HiI am using certbot with Apache on Ubuntu. It works well, However I am not using standard SSL port.
So each time I run the script I have to open the 443 port.
I have try to specific a port with certbot with success. I presusme it likes with my Apache configuration but I am stuck (Apache is listening 443, but My firewall is forwarding my custom port on the web to the 443 internal)

Thanks for your help. Here is certbot messages if it can help.
sudo certbot renew --dry-run
Saving debug log to /var/log/letsencrypt/letsencrypt.log


Processing /etc/letsencrypt/renewal/WHATEVER.net.conf

Cert is due for renewal, auto-renewing…
Renewing an existing certificate
Performing the following challenges:
tls-sni-01 challenge for jeedom.baviere.net
Waiting for verification…
Cleaning up challenges
Attempting to renew cert (WHATEVER.net) from /etc/letsencrypt/renewal/WHATEVER.net.conf produced an unexpected error: Failed authorization procedure. WHATEVER.net (tls-sni-01): urn:acme:error:connection :: The server could not connect to the client to verify the domain :: Timeout. Skipping.
** DRY RUN: simulating ‘certbot renew’ close to cert expiry
** (The test certificates below have not been saved.)
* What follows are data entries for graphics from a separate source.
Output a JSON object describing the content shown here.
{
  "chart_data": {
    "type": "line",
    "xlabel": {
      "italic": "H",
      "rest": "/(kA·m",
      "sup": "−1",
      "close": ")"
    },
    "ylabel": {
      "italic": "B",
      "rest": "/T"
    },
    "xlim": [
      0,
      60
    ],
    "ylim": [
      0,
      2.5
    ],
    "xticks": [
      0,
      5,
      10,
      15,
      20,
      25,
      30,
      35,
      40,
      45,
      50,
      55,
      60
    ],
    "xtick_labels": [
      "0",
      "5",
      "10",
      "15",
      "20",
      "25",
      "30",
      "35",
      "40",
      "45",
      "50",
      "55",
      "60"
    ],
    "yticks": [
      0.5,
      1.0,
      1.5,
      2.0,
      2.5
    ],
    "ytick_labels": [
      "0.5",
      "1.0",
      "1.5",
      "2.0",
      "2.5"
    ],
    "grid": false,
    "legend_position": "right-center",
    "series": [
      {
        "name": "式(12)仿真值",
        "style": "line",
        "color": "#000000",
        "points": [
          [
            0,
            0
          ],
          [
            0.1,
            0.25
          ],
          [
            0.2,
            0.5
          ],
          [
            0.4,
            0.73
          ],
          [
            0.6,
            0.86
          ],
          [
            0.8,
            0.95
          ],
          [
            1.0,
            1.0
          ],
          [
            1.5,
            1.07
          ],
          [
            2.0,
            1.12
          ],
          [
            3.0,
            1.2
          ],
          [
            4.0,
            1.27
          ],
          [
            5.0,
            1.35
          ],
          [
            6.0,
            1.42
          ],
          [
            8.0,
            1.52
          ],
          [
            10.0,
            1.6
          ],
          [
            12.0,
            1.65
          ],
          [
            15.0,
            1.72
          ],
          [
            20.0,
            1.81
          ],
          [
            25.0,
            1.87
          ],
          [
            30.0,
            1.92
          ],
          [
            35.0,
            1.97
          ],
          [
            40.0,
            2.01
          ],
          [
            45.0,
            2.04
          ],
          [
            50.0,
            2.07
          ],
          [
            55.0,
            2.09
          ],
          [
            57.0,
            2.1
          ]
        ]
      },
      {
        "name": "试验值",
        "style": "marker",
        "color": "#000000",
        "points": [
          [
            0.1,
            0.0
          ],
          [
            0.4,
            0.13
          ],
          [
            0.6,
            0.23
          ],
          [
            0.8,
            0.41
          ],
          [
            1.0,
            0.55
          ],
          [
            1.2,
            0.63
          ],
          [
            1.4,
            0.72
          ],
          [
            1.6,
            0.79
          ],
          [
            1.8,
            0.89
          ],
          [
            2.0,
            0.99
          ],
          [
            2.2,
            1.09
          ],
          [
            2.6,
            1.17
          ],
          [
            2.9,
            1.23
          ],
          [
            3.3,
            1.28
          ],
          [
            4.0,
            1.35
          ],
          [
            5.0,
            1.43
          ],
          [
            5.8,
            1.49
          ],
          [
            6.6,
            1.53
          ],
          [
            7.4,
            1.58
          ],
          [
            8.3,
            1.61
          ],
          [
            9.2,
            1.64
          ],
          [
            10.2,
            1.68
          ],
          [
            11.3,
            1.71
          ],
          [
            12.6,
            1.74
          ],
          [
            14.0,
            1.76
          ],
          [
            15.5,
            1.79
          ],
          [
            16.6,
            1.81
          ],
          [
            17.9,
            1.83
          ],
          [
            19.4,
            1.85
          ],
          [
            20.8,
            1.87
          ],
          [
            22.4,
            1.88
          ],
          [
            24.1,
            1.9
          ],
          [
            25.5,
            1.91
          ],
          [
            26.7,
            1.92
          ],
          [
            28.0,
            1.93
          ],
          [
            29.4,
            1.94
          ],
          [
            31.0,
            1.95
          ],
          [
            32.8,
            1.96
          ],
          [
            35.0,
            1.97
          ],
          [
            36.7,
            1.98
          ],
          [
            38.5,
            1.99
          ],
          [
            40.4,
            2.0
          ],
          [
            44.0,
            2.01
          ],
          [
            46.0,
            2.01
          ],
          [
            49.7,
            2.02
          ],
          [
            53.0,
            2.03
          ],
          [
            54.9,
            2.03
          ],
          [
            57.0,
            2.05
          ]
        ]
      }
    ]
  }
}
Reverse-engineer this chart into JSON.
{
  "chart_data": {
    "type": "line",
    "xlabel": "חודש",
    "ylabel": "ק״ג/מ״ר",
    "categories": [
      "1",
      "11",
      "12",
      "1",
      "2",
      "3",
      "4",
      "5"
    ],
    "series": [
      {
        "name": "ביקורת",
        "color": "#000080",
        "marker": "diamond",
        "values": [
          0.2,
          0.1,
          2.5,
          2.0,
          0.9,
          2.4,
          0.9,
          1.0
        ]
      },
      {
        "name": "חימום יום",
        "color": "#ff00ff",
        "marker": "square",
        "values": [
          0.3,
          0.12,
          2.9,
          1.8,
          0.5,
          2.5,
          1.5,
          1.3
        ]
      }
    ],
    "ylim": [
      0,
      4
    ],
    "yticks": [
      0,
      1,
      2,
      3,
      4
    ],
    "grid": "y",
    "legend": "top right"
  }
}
All renewal attempts failed. The following certs could not be renewed:
/etc/letsencrypt/live/WHATEVER.net/fullchain.pem (failure)
** DRY RUN: simulating ‘certbot renew’ close to cert expiry
** (The test certificates above have not been saved.)
1 renew failure(s), 0 parse failure(s)

You’re not allowed to do that, validation requires port 443 or 80 on the outside. If nether of those are useable you’ll have to use the DNS challenge (Certbot only supports this in manual mode).

Ok thanks that’s clear. A bit disapointed but it is a feature.

It’s mainly for security. There are plenty of instances where you may not control a domain, but have basic user access to a webserver. The ability to listen on some high-numbered port does not imply you actually control the domain.

it is not a feature it is the way the protocol is written

:smiley:

you can review the protocol specifications here: https://tools.ietf.org/html/draft-ietf-acme-acme-07

Andrei

This topic was automatically closed 30 days after the last reply. New replies are no longer allowed.